Gedichte

Donnerstag, 04. Oktober 2018
Herausgegeben von Greif

Sie kam nach Deutschland

von Reh

Sie kam nach Deutschland auf einem Flüchtlingsboot.
Sie hatte rein gar nichts, kein Wasser, kein Brot.
Mutter und Vater auf der Reise verschwunden.
An ihren Armen waren blutende Wunden.
Ein winziges Baby trug sie auf dem Arm.
Es war ihr Bruder, sie hielt ihn warm.

Er hat sie überlebt, die schreckliche Reise.
Seine Schwester weinte, furchtsam und leise.
Sie sprach kein Wort, sie stand unter Schock.
Doch dann sah sie einen grölenden Mob.
Sie bekam wieder Angst, diese Augen voll Hass:
“Hey, Syrer, habt ihr schon die Hosen nass?“

Solche Stimmen hatte sie schon früher gehört.
Solche Stimmen hatten ihre Eltern weggezerrt.
Diese hier redeten in einer fremden Sprache.
Doch das änderte nichts an der wichtigen Sache.
Es war grundloser Hass in Augen und Stimmen.
In Syrien hörte man danach Kinder wimmern.
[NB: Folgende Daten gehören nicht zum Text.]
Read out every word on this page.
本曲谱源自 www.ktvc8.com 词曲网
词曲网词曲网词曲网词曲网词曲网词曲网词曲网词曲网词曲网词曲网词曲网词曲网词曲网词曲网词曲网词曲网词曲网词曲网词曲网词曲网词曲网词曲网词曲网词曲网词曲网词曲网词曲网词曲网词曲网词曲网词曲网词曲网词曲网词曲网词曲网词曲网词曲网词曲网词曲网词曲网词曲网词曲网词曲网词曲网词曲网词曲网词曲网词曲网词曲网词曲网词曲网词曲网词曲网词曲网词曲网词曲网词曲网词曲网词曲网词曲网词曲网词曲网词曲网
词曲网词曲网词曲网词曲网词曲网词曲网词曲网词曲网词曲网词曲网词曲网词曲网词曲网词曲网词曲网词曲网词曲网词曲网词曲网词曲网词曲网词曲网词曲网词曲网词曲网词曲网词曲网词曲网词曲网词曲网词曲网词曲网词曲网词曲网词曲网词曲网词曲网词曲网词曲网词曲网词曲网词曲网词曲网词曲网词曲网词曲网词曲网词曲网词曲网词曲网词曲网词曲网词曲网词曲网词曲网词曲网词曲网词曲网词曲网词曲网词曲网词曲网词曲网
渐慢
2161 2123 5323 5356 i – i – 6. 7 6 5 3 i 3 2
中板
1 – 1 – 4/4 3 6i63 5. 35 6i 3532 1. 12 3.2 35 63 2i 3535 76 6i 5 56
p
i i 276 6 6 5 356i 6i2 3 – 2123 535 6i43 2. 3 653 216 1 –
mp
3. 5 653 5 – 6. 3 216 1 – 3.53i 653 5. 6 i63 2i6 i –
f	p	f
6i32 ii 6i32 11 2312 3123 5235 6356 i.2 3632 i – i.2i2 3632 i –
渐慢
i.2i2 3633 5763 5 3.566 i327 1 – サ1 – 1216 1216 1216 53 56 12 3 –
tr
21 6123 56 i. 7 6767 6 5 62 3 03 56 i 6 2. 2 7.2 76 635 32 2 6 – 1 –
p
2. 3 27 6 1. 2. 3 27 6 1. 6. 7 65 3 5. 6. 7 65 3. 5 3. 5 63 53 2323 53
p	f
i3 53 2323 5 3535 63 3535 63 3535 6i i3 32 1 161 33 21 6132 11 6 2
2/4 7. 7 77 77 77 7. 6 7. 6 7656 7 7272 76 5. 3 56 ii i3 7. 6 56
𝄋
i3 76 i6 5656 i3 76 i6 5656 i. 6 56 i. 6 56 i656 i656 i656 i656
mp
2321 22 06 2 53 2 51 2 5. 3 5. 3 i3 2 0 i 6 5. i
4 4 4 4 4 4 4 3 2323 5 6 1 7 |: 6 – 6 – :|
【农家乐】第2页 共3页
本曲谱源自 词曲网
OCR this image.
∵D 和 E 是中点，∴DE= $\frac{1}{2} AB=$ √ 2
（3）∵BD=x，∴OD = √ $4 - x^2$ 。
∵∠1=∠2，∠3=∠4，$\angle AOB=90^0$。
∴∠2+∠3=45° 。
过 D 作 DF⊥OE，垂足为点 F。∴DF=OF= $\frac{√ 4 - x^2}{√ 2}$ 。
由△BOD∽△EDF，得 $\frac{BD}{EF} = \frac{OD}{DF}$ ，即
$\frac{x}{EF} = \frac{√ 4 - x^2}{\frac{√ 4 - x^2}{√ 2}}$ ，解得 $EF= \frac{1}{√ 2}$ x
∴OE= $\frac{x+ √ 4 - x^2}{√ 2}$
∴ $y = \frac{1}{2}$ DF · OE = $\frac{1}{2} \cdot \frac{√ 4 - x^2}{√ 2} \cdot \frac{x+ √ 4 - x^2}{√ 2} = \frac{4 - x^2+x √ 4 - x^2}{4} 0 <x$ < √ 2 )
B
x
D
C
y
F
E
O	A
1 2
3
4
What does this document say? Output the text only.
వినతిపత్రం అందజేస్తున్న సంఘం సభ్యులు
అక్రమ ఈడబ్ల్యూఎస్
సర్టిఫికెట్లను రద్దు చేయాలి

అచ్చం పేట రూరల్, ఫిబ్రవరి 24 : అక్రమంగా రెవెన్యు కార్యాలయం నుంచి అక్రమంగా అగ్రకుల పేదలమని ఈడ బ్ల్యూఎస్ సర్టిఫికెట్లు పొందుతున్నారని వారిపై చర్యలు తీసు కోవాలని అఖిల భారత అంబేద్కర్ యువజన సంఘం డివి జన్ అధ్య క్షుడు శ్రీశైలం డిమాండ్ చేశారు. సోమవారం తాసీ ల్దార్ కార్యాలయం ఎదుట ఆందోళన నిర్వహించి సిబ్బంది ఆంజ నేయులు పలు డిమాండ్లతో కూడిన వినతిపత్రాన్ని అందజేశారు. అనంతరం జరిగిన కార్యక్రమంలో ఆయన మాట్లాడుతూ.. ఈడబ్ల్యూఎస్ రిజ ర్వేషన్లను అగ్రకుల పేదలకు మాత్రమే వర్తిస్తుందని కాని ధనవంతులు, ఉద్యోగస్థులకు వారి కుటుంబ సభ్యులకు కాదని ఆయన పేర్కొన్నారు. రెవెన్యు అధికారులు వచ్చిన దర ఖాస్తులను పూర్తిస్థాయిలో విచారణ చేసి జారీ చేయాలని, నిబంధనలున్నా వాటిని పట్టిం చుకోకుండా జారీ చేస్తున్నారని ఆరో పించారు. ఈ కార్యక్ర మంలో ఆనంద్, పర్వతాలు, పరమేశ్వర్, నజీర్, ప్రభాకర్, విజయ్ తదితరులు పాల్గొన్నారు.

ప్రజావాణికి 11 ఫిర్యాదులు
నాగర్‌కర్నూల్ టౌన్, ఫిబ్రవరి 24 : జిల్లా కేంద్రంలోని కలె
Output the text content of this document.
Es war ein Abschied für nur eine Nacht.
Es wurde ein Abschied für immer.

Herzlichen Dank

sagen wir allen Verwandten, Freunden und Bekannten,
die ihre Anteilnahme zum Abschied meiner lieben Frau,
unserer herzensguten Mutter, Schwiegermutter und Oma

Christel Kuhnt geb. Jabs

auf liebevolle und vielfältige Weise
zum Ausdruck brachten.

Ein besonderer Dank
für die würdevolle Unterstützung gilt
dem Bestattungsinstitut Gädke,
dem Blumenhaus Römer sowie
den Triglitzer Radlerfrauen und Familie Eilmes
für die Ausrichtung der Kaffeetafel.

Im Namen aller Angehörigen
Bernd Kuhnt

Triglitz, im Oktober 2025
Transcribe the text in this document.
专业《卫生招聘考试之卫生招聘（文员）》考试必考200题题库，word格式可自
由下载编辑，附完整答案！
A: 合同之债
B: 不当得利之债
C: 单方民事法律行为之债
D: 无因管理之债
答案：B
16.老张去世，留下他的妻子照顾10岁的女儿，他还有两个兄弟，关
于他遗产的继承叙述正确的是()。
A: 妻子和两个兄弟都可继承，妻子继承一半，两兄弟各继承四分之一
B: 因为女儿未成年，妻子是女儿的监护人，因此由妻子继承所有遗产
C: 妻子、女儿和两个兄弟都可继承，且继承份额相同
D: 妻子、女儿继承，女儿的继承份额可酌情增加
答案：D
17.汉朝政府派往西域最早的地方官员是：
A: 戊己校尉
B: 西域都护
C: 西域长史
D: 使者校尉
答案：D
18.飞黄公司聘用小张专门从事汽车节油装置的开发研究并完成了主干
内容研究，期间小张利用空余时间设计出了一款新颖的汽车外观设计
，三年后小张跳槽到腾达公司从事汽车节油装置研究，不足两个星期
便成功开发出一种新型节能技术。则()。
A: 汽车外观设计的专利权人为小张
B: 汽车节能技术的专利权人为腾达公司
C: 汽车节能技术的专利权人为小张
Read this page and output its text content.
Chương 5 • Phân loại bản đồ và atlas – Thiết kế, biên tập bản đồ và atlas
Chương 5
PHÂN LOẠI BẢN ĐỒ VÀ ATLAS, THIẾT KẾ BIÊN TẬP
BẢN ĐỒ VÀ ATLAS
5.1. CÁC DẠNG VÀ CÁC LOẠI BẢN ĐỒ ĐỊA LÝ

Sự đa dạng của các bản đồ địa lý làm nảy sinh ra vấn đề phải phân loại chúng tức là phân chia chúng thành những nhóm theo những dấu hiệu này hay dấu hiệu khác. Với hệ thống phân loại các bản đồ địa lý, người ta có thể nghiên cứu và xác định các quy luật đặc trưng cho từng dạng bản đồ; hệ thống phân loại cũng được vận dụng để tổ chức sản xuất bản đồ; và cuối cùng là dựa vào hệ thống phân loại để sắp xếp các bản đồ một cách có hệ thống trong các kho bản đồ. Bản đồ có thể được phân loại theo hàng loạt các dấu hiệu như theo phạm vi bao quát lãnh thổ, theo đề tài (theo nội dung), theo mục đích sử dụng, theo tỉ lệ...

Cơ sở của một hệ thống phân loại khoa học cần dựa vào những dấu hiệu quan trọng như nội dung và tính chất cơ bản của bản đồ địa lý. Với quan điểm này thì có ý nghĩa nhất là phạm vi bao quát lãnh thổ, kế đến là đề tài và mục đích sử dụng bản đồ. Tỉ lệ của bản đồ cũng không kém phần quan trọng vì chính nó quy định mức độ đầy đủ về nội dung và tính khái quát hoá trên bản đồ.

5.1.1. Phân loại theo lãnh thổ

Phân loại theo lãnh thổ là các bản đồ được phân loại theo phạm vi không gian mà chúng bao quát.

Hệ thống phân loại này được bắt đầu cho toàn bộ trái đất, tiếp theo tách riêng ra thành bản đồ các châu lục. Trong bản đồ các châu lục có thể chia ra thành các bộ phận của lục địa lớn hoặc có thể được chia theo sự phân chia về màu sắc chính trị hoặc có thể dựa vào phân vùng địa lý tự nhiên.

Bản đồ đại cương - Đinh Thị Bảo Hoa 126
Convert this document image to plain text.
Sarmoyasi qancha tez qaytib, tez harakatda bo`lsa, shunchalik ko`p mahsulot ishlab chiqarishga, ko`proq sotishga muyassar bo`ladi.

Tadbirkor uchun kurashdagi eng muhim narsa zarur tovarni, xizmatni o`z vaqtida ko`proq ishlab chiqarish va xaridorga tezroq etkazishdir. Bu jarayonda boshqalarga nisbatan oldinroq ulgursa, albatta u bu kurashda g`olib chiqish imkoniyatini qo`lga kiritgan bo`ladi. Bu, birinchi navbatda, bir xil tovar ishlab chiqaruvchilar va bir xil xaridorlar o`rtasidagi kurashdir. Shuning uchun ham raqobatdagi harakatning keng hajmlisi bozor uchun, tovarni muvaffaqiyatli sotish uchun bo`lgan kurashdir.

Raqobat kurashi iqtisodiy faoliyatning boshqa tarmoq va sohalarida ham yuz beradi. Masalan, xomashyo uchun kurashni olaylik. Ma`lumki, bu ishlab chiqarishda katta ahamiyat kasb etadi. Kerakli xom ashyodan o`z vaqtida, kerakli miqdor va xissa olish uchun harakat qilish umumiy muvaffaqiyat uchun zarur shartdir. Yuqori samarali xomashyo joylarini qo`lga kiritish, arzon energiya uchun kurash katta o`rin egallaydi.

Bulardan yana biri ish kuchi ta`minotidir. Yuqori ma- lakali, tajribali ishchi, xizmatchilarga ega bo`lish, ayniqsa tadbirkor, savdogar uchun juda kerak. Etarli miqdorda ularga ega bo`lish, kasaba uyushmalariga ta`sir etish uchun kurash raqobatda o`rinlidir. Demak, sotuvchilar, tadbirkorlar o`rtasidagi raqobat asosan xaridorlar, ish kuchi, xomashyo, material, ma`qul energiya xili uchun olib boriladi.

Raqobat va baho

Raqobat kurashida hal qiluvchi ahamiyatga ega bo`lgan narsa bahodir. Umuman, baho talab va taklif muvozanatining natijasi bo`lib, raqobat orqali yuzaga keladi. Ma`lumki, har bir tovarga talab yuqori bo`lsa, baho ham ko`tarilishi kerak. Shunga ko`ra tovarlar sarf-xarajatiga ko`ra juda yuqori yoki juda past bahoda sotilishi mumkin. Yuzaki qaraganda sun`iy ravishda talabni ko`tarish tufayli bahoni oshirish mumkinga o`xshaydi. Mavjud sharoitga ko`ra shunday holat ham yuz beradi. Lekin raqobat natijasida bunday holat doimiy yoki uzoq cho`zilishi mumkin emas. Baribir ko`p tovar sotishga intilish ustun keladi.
Hier wimmerte sie, vor Angst und Kälte.
Das stand sie nicht durch, nochmal diese Härte
Die sollten weggehen, für immer und ewig.
Sie wollte raus aus dem Gedankenkäfig.
Davor war sie geflohen, und jetzt schon wieder.
Um sie wurde es schwarz und sie fiel nieder.

Schlimme Sachen

von Lila

Schlimme Sachen
haben gar nichts zu lachen
Ein Schauer läuft über den Rücken
wenn man davon spricht!!!!
Ich glaube ich hab nichts zu ändern
an der ganzen Sache
aber wenn wir alle nett und brav
die Menschen behandeln
und immer nett und hilfsbereit sind
werden wir es schaffen
die Welt zu verändern.

Ich träume mir ein Land

von Reh

Ich träume mir ein Land,
wo Milch und Honig fließen.
Ich träume mir ein Land,
wo tausend Blumen sprießen.
Ich träume mir ein Land,
wo Kletterbäume stehen.
Ich träume mir ein Land,
wo Bananenmilchwinde wehen.

Ein solches Land erträum' ich mir,
dort will ich alles wagen.
Ein solches Land erträum' ich mir,
dort kann ich nicht verzagen.

Meine Meinung

Hallo ihr hir ist Greif!

Ich habe diese Gedichte aus gesucht weil ich sie schön finde und weil ich will das ihr darüber nachdenken tut was sie bedeuten.